My diary of software development

Archive for the ‘Sharepoint’ Category

Verifying all the parts of a Sharepoint application

Trying to build a 5,000 piece Lego Death Star while simultaneously balancing on a highwire would not be the easiest act to perform nor probably the smartest. However I am doing just that as I am currently working on a SP 2007 application consisting of over 30 development projects, and at the same time trying to migrate the project from TFS 2008 to 2010, perform the first Sprint of a newly conceived Agile development process, and deploy the new sprint to a test environment with no standard deployment policies in place. Although it wouldn’t be smart or easy to build the Lego Death Star on a highwire, small private companies like mine do what they need to do and nimbly turn on a dime for the customer so this SP project is being done regardless of difficulty.

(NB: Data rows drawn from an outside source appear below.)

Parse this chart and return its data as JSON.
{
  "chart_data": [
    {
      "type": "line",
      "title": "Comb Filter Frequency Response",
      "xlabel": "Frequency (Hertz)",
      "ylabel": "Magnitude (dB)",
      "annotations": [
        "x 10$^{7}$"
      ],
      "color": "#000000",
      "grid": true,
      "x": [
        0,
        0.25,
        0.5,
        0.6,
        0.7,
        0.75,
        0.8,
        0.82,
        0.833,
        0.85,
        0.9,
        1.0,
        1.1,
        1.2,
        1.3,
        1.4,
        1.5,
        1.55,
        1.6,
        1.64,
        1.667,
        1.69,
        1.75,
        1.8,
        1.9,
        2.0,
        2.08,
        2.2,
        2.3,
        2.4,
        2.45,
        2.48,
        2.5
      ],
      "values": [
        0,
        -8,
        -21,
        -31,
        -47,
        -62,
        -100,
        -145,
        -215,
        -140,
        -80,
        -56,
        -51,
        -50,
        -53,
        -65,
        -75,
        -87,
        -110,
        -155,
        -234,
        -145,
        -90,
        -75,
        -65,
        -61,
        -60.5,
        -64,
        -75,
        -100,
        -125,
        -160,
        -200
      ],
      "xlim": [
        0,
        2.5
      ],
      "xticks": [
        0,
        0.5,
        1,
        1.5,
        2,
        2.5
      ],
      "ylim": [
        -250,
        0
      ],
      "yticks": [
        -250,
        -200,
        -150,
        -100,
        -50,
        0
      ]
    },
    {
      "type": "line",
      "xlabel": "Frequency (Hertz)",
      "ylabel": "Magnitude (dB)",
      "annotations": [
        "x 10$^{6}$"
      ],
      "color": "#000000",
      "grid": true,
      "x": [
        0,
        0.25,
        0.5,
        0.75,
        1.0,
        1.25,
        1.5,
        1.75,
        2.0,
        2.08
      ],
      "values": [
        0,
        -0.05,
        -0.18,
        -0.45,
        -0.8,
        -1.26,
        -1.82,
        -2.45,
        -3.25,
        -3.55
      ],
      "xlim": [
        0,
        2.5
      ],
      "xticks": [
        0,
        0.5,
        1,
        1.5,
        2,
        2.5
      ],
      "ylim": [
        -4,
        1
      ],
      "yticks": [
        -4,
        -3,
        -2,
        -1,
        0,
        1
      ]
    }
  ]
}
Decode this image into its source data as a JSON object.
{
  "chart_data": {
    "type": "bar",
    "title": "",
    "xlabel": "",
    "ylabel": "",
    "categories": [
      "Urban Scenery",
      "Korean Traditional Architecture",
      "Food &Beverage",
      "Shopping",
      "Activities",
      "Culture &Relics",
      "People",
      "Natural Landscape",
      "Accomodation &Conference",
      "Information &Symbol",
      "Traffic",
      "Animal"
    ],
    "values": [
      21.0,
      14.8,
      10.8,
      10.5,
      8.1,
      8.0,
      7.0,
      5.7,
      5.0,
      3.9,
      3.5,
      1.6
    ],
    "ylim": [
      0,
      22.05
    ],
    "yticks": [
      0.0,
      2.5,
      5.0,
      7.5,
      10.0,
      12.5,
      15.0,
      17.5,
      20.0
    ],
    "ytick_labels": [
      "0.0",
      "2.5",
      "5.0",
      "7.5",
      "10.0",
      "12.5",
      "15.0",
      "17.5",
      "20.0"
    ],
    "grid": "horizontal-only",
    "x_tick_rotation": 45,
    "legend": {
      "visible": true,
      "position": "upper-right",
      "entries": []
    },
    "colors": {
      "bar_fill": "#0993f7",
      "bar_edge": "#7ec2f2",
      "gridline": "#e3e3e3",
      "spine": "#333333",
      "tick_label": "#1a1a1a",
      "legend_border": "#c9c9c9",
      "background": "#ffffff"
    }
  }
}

When I came on to this project, we began to move the single Visual Studio solution containing +30 projects to 7 solutions each containing a handful of projects. At the same time, we worked to migrate from TFS 2008 to TFS 2010. After spending long hours of daylight and evening time with the lead developer, working thorough all of these issues and becoming more knowledgable about the system, I became the lead on one of the major SP sites named YMWCB (actual name withheld to protect the guilty.) YMWCB is that 5,000 piece Lego Death Star.

We work in a standard virtualized SP development environment where each person has their own virtual machine complete with SP, SQL Server, and Visual Studio. So after the migration of the codebase, seperating the 32 project solution into smaller solutions, and after working out all the kinks, I was tasked with setting up a few VMs each containing an installation of YMWCB  for the testers and a developer.   Installing YMWCB requires running some Powershell scripts, batch files, a command line executable, and performing some manual steps in SP. After doing all of that, the site will usually still blow up at which time Visual Studio is used to attach its debugger to the W3WP process to figure out what’s going on. After this debugging, another round of scripts is ran and more manual SP steps are performed. This process of site explosions, debugger, and scripts goes on until finally everything is in place and YMWCB runs without trouble.

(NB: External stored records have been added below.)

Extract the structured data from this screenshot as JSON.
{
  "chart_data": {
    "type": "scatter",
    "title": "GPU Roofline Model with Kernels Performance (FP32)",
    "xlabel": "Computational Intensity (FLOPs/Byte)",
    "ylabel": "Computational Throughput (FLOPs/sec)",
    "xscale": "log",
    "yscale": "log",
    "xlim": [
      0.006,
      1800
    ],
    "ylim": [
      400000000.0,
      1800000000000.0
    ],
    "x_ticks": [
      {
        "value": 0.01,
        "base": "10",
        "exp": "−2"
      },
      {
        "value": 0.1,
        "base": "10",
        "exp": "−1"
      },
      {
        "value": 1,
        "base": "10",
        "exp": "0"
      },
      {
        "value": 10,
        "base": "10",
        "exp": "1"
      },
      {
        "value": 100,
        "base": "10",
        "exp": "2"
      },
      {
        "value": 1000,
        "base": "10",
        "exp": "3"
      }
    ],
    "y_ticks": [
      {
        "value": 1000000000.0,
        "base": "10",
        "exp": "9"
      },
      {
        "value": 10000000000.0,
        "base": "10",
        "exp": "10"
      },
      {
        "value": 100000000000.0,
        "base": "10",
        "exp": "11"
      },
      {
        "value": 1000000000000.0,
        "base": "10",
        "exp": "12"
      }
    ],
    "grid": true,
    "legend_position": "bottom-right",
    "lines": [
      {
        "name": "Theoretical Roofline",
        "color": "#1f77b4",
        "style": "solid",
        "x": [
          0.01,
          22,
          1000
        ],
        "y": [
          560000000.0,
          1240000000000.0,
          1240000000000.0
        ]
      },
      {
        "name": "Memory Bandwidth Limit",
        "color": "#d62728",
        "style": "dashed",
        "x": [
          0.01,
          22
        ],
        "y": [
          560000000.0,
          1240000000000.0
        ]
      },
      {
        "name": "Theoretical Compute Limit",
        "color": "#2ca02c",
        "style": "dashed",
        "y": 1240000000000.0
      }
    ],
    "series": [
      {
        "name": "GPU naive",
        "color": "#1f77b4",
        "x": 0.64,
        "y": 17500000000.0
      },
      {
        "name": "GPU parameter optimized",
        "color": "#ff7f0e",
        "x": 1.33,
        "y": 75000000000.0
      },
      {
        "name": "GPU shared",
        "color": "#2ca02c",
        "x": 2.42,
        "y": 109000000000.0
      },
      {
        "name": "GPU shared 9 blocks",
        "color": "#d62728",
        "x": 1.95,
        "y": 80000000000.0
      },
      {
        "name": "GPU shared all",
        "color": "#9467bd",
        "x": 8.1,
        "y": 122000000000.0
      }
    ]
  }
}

I’ve been through this process so many times, that I’ve come up with an acronym for it- EXDES (EXplosion, DEbugger, Script). This acronym is said with the same pronunciation a deep southern Baptist would use to pronounce the word EXODUS. And BTW I have a license to talk about southerners as I spent 15 years in Arkansas.

So, back to my story of putting together my Lego Death Star while trying not to fall to my death: After experiencing the 3rd EXDES process, it dawned on me that I should write a utility which validates the YMWCB installation and report which pieces were missing or mis-configured. I wrote the utility as a C# command line application with a base class named BaseVerificationModule and multiple child verification module classes which would each verify some portion of the YMWCB installation.

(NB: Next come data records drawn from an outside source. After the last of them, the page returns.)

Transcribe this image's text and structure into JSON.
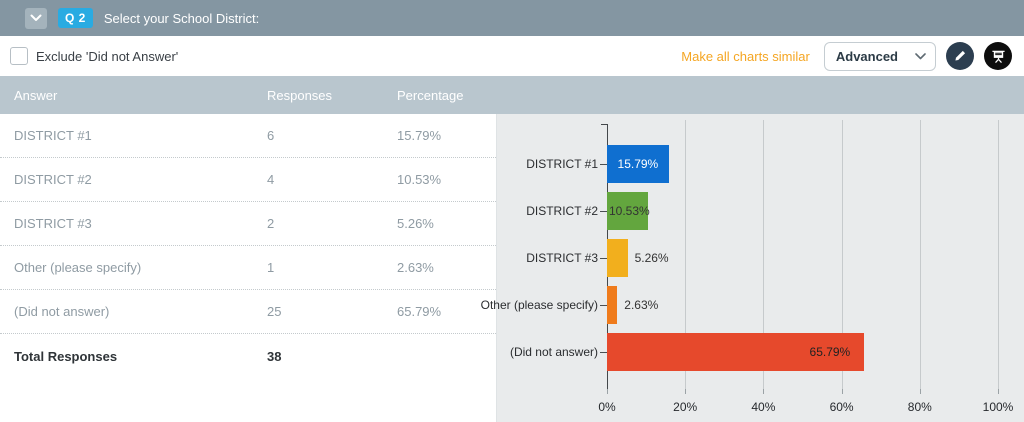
{
  "topbar": {
    "question_badge": "Q 2",
    "title": "Select your School District:",
    "badge_color": "#29abe2"
  },
  "toolbar": {
    "exclude_label": "Exclude 'Did not Answer'",
    "exclude_checked": false,
    "make_similar_label": "Make all charts similar",
    "make_similar_color": "#f5a623",
    "chart_type_selected": "Advanced"
  },
  "table": {
    "headers": [
      "Answer",
      "Responses",
      "Percentage"
    ],
    "rows": [
      {
        "answer": "DISTRICT #1",
        "responses": "6",
        "percentage": "15.79%"
      },
      {
        "answer": "DISTRICT #2",
        "responses": "4",
        "percentage": "10.53%"
      },
      {
        "answer": "DISTRICT #3",
        "responses": "2",
        "percentage": "5.26%"
      },
      {
        "answer": "Other (please specify)",
        "responses": "1",
        "percentage": "2.63%"
      },
      {
        "answer": "(Did not answer)",
        "responses": "25",
        "percentage": "65.79%"
      }
    ],
    "total_label": "Total Responses",
    "total_value": "38"
  },
  "chart_data": {
    "type": "bar",
    "orientation": "horizontal",
    "categories": [
      "DISTRICT #1",
      "DISTRICT #2",
      "DISTRICT #3",
      "Other (please specify)",
      "(Did not answer)"
    ],
    "values": [
      15.79,
      10.53,
      5.26,
      2.63,
      65.79
    ],
    "value_labels": [
      "15.79%",
      "10.53%",
      "5.26%",
      "2.63%",
      "65.79%"
    ],
    "bar_colors": [
      "#0f6fd0",
      "#63a63e",
      "#f2af1d",
      "#ef7b1c",
      "#e6492c"
    ],
    "label_placements": [
      "inside-center",
      "inside-left",
      "outside",
      "outside",
      "inside-right"
    ],
    "label_colors": [
      "#ffffff",
      "#333333",
      "#333333",
      "#333333",
      "#222222"
    ],
    "xlim": [
      0,
      100
    ],
    "x_tick_values": [
      0,
      20,
      40,
      60,
      80,
      100
    ],
    "x_tick_labels": [
      "0%",
      "20%",
      "40%",
      "60%",
      "80%",
      "100%"
    ],
    "grid": true,
    "legend": false,
    "background": "#e9ebec"
  }
}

I wrote a verification module class for each of these:

  1. Verify each subsite of the YMWCB site has the proper groups.
  2. Verify each of the above groups are given the proper permissions.
  3. Verify each YMWCB subsite’s document libraries have the appropriate event handler registered for the Added, Updated, and CheckedIn actions.
  4. Ensure the event handler registered above is the current version available in the GAC.
  5. Verify the YMWCB top level site contains the proper custom permissions and that these custom permissons have the correct attributes (e.g. OpenItems, CreateAlerts, ViewPages, etc.)
  6. Verify the top level YMWCB site contains the SP lists used to hold lookup information (such as region or area) used by the main application/web parts and ensure these lists contain the proper data.
  7. Verify each YMWCB subsite has 2 lists named ‘Draft Work’ and ‘Archived Work’ (names changed, again to protect the guilty.)
  8. Verify the YMWCB top level site has the correct lists in it as well.
  9. Perform a GAC verification on each of the 18 application assemblies. This includes:
    1. The assembly is in the GAC.
    2. There is only one version in the GAC.
    3. The assembly can be loaded from the GAC.
  10. Verifies certain lists contain certain custom added columns.
  11. Verify the web.config in the SP virtual directory. This includes:
    1. Ensure the AjaxToolkit is set to 1.0 in the <assemblies> section.
    2. Ensure the necessary custom web parts are configured int he <SafeControls> section.
    3. Verify the database connection string in the <connectionStrings> section can be used to open a connection to the database.